It is not known how long a church has existed in Hunston. It is beyond doubt that a church was in existence there in 1105, for the Victorian History of Sussex records that in that year Robert de Haye, to whom Henry I had given the honour of Halnaker (of which the manor of Hunston formed part), gave the church of Hunston with its lands and tithes to the abbey of Lessay in Normandy, and it remained in the hands of the Abbey’s cell, the Priory of Boxgrove, until the time of the Reformation, upwards of four centuries later.
In the list of Rectors, compiled from records in the Bishop’s Registry and in the British Museum, priests in the time of Henry III are named – that isabout 1250. Records in the Chichester Diocesan Clergy Lists go back to the year 1357, when Richard de Shoreham held the benefice.

Hunston Church is one of the few churches in this country dedicated to St. Leodegar (or Ledger, or Leger, as the name is pronounced and sometimes spelt). This saint was born on the banks of the Rhine about 616 AD. He was ordained and about 651 he became Abbot of the Abbey at Poitiers. About 660 he was consecrated Bishop of Autun. Later becoming involved in the political unrest of the times, he met with much opposition and trouble, and he was finally martyred by beheading in 678. His body is buried at Braine-le-Comte in Burgundy. St Leodegar is portrayed in one of the windows in the chancel of this church.

The patron of the church is now St. John’s College, Cambridge. A Deed of Union united the benefice of the church to that of North Mundham in 1851.
The present church replaced an old church, which had fallen into decay. When, visited by Sir William Burrell in 1776, it consisted of nave, south aisle and chancel. The chancel had been rebuilt by Charles Randell Covert, rector from 1719 to 1759. A drawing and description in the Gentleman’s Magazine for 1792 shows that it still retained a 12th century south door, with chevron moulding, partly mutilated for a modern porch. The nave roof was carried over the south aisle, which had an arcade of three pointed arches on slender round columns, and a west window of two lancet lights. The west wall had a plain rectangular door, and no windows; there were two clumsy modern buttresses against it. The church was then said to be `in so decayed a state that its utter ruin seems unavoidable before long’. This description is supported by that given by Mr R.H. Nibbs in his book “Churches of Sussex” published in 1851.

Following a vestry meeting held in February 1885, the pulling down of the old church was begun on 25th March 1885. The present church was built on the same site and completed within six months. It
was designed in the Early English (13th century) style by Sir A.W. Blomfield, a well-known church architect of that time and a specialist in modern Gothic. It was consecrated by Bishop Durnford on 22 October 1885. The cost was £4,500 and the money was found by the Rector, the Revd. J.C.B. Fletcher and other members of the Fletcher family.
It is a point of interest that the north wall of the new church is built in the position occupied by the north wall of the old church. As there is now no south aisle, the new church is now narrower than the old; and the vaults that were formerly in the south aisle are now outside the church.

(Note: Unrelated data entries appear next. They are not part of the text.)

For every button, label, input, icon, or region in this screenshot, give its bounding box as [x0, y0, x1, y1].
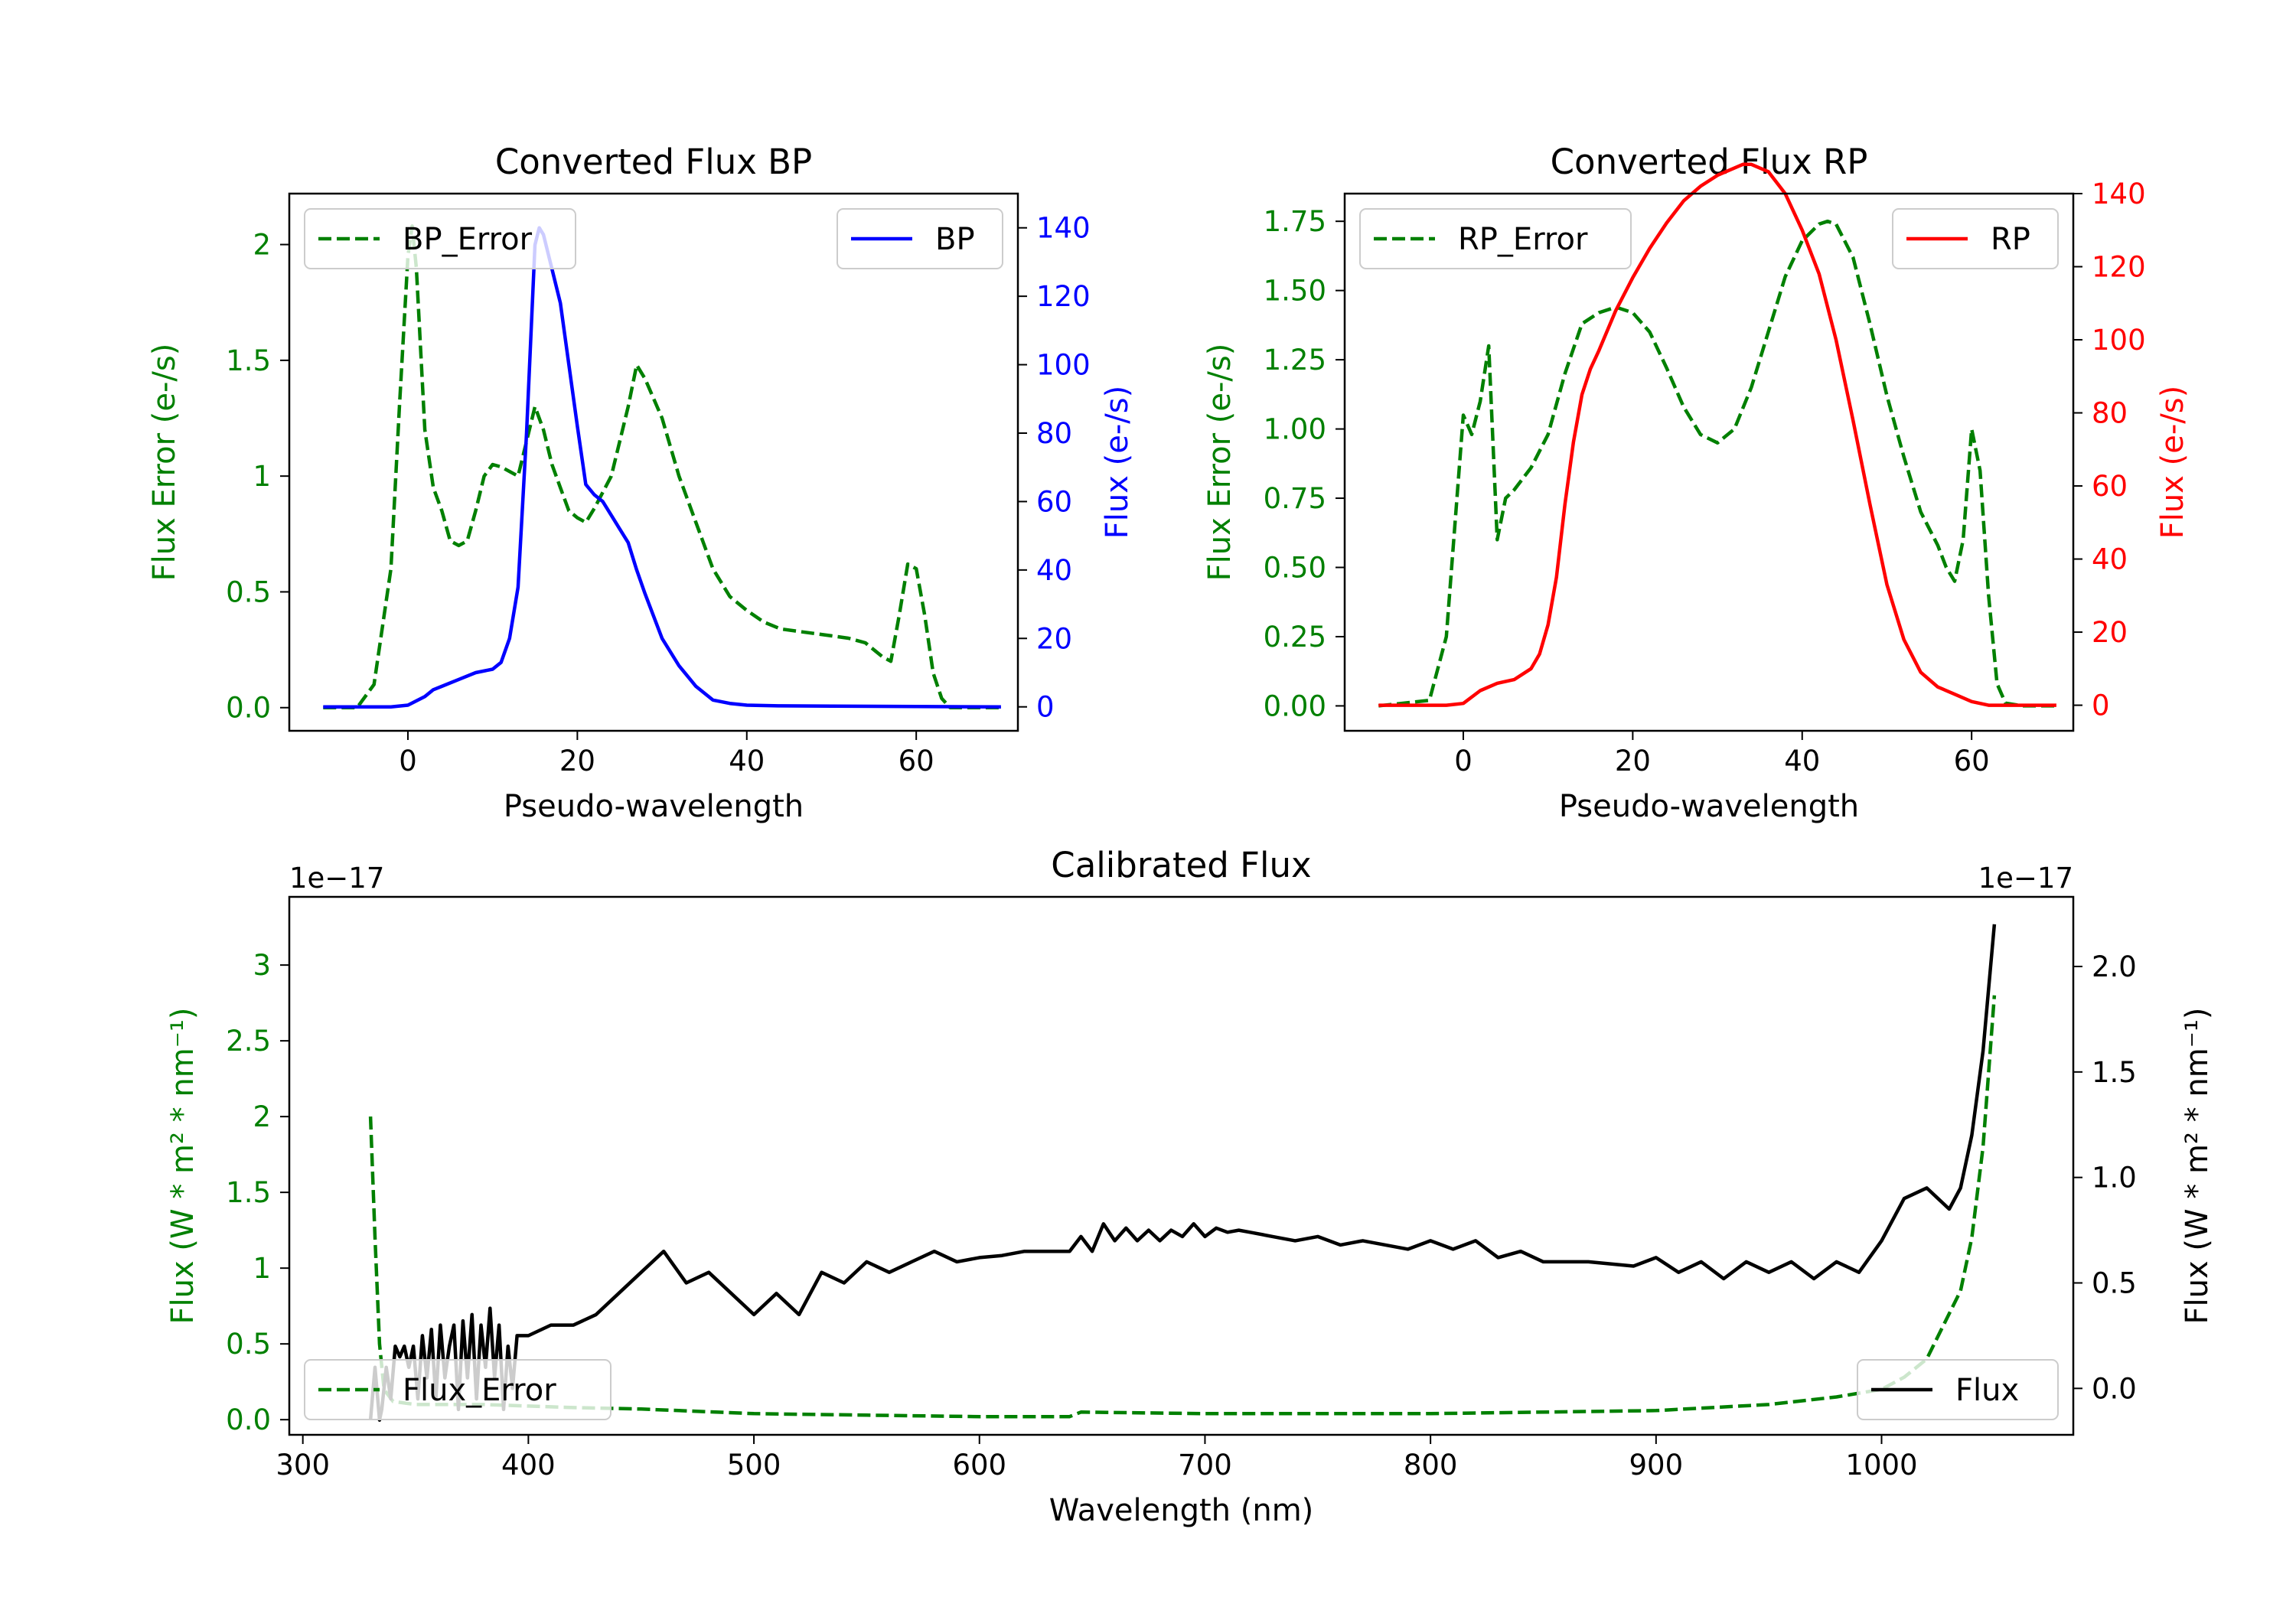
chart-panel-2: Converted Flux RP 0 20 40 60 0.00 0.25 0.50 0.75…: [1202, 142, 2190, 824]
y-left-tick-label: 0.50: [1264, 552, 1326, 585]
legend-label: Flux_Error: [403, 1373, 556, 1408]
y-left-tick-label: 1.75: [1264, 205, 1326, 238]
y-left-tick-label: 2: [253, 1100, 271, 1133]
legend-rp: RP: [1892, 208, 2059, 269]
chart-title: Calibrated Flux: [1051, 845, 1311, 885]
y-left-tick-label: 0.0: [226, 692, 271, 725]
x-tick-label: 0: [1454, 745, 1473, 777]
x-axis-label: Pseudo-wavelength: [1559, 789, 1859, 824]
y-right-tick-label: 100: [2092, 324, 2146, 357]
y-left-axis-label: Flux Error (e-/s): [1202, 344, 1238, 582]
x-tick-label: 1000: [1845, 1449, 1917, 1482]
series-line-bp: [323, 226, 1001, 709]
chart-panel-3: Calibrated Flux 300 400 500 600 700 800 900 1000…: [165, 845, 2215, 1528]
y-right-tick-label: 2.0: [2092, 950, 2137, 983]
series-line-flux: [368, 924, 1997, 1422]
x-tick-label: 40: [729, 745, 765, 777]
x-tick-label: 60: [1954, 745, 1990, 777]
y-right-tick-label: 1.5: [2092, 1056, 2137, 1089]
x-tick-label: 400: [501, 1449, 556, 1482]
chart-title: Converted Flux BP: [495, 142, 812, 182]
chart-panel-1: Converted Flux BP0 20 40 600.00.511.5202040…: [147, 142, 1135, 824]
y-left-tick-label: 0.25: [1264, 621, 1326, 654]
legend-bp: BP: [837, 208, 1003, 269]
y-right-tick-label: 120: [1036, 280, 1091, 313]
y-right-tick-label: 40: [2092, 543, 2128, 576]
y-right-tick-label: 0.5: [2092, 1267, 2137, 1300]
y-left-tick-label: 1.25: [1264, 344, 1326, 376]
legend-label: RP_Error: [1458, 222, 1588, 257]
y-left-axis-label: Flux (W * m² * nm⁻¹): [165, 1008, 201, 1325]
legend-label: BP: [935, 222, 975, 257]
x-tick-label: 700: [1178, 1449, 1232, 1482]
y-left-tick-label: 0.75: [1264, 482, 1326, 515]
legend-label: BP_Error: [403, 222, 533, 257]
legend-label: Flux: [1955, 1373, 2019, 1408]
y-right-tick-label: 0: [2092, 689, 2110, 722]
y-right-tick-label: 80: [2092, 397, 2128, 430]
x-tick-label: 800: [1404, 1449, 1458, 1482]
y-right-tick-label: 120: [2092, 251, 2146, 284]
y-right-tick-label: 140: [2092, 178, 2146, 210]
y-right-tick-label: 1.0: [2092, 1162, 2137, 1195]
y-right-tick-label: 20: [1036, 622, 1072, 655]
y-right-tick-label: 100: [1036, 349, 1091, 382]
y-left-tick-label: 2: [253, 229, 271, 262]
legend-label: RP: [1991, 222, 2030, 257]
plot-frame: [1343, 192, 2075, 732]
x-tick-label: 600: [952, 1449, 1006, 1482]
plot-frame: [288, 192, 1019, 732]
y-left-tick-label: 1.5: [226, 1176, 271, 1209]
y-right-tick-label: 0: [1036, 691, 1055, 724]
series-line-rp: [1378, 162, 2056, 707]
y-right-tick-label: 60: [1036, 485, 1072, 518]
y-left-offset-label: 1e−17: [289, 862, 384, 895]
x-tick-label: 60: [899, 745, 934, 777]
y-left-tick-label: 0.00: [1264, 689, 1326, 722]
x-tick-label: 20: [1615, 745, 1651, 777]
y-left-tick-label: 2.5: [226, 1025, 271, 1058]
series-line-flux-error: [368, 995, 1997, 1419]
y-left-tick-label: 3: [253, 949, 271, 982]
legend-flux: Flux: [1857, 1359, 2059, 1420]
y-left-tick-label: 1.5: [226, 344, 271, 377]
x-axis-label: Pseudo-wavelength: [504, 789, 804, 824]
y-right-tick-label: 20: [2092, 616, 2128, 649]
y-left-tick-label: 0.5: [226, 1328, 271, 1361]
y-left-tick-label: 1: [253, 460, 271, 493]
y-right-tick-label: 140: [1036, 212, 1091, 245]
x-tick-label: 20: [559, 745, 595, 777]
legend-flux-error: Flux_Error: [304, 1359, 612, 1420]
x-axis-label: Wavelength (nm): [1049, 1493, 1314, 1528]
y-right-tick-label: 40: [1036, 554, 1072, 587]
y-left-tick-label: 1.50: [1264, 275, 1326, 308]
y-right-tick-label: 80: [1036, 417, 1072, 450]
plot-frame: [288, 895, 2075, 1436]
series-line-bp-error: [323, 224, 1001, 709]
legend-rp-error: RP_Error: [1359, 208, 1632, 269]
x-tick-label: 500: [727, 1449, 781, 1482]
y-left-tick-label: 1.00: [1264, 413, 1326, 446]
x-tick-label: 300: [276, 1449, 330, 1482]
y-left-tick-label: 0.5: [226, 575, 271, 608]
y-right-axis-label: Flux (e-/s): [1100, 386, 1135, 539]
x-tick-label: 40: [1784, 745, 1820, 777]
y-left-axis-label: Flux Error (e-/s): [147, 344, 182, 582]
y-right-offset-label: 1e−17: [1978, 862, 2073, 895]
x-tick-label: 0: [399, 745, 417, 777]
y-right-tick-label: 0.0: [2092, 1372, 2137, 1405]
y-left-tick-label: 1: [253, 1252, 271, 1285]
x-tick-label: 900: [1629, 1449, 1684, 1482]
y-left-tick-label: 0.0: [226, 1403, 271, 1436]
legend-bp-error: BP_Error: [304, 208, 576, 269]
y-right-tick-label: 60: [2092, 470, 2128, 503]
y-right-axis-label: Flux (e-/s): [2155, 386, 2190, 539]
chart-title: Converted Flux RP: [1551, 142, 1868, 182]
y-right-axis-label: Flux (W * m² * nm⁻¹): [2180, 1008, 2215, 1325]
series-line-rp-error: [1378, 219, 2056, 708]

The church is a stone building and holds about a hundred worshippers. It consists of the nave, chancel, vestry and south porch. At the west end is a turret containing two bells. The chancel arch is very lofty and wide. The Altar is approached from the nave by five steps.  Behind it is the reredos of mosaic, which shows Christ on the cross with St. Mary and St. John on either side, sun and moon darkened and stars falling from heaven. Alpha and Omega are on the outer panels.
The windows are thought to illustrate the Te Deum. Scenes from the life of Jesus are depicted, including the Ascension of ‘the King of Glory’ in the east window. In other windows are representatives of ‘Cherubim and Seraphim’, ‘the glorious company of the apostles’, ‘the goodly fellowship of the Prophets’, ‘the noble army of martyrs’, ‘the holy Church throughout the world’. Sts. Ambrose and Augustine, the supposed authors of the Te Deum are also there. It is interesting to note that the architect has preserved much ancient symbolism in this modern church. For example, the three-fold east window symbolises the Trinity; the font, placed near the entrance of the church, reminds us that it is by baptism that one enters the Church of Christ; the size of the chancel arch and the open chancel beyond, recall to us the destruction of the veil of the Temple and the opening of the way to the father by Jesus; the five steps to the Altar signify his wounds; the two west windows, His two natures; the four steps to the pulpit refer to the four Gospels; the cross, the sign of the Christian faith, placed on the turret, marks the whole building as the place where Christ is worshipped.
There are one or two old things in the church. In the floor between the chancel and vestry lies the tombstone of Robert Adams, a rector of Hunston who died in 1702. Nearby under the altar rails, is a small brass plate to John Playstoo, another rector, who died in 1497. A much later memorial, to members of the Cosens family, who lived in the manor opposite, is fixed to the south wall of the church.
The piece of carved stone incorporated in the piscina on the south side of the sanctuary, was doubtless taken from a former church.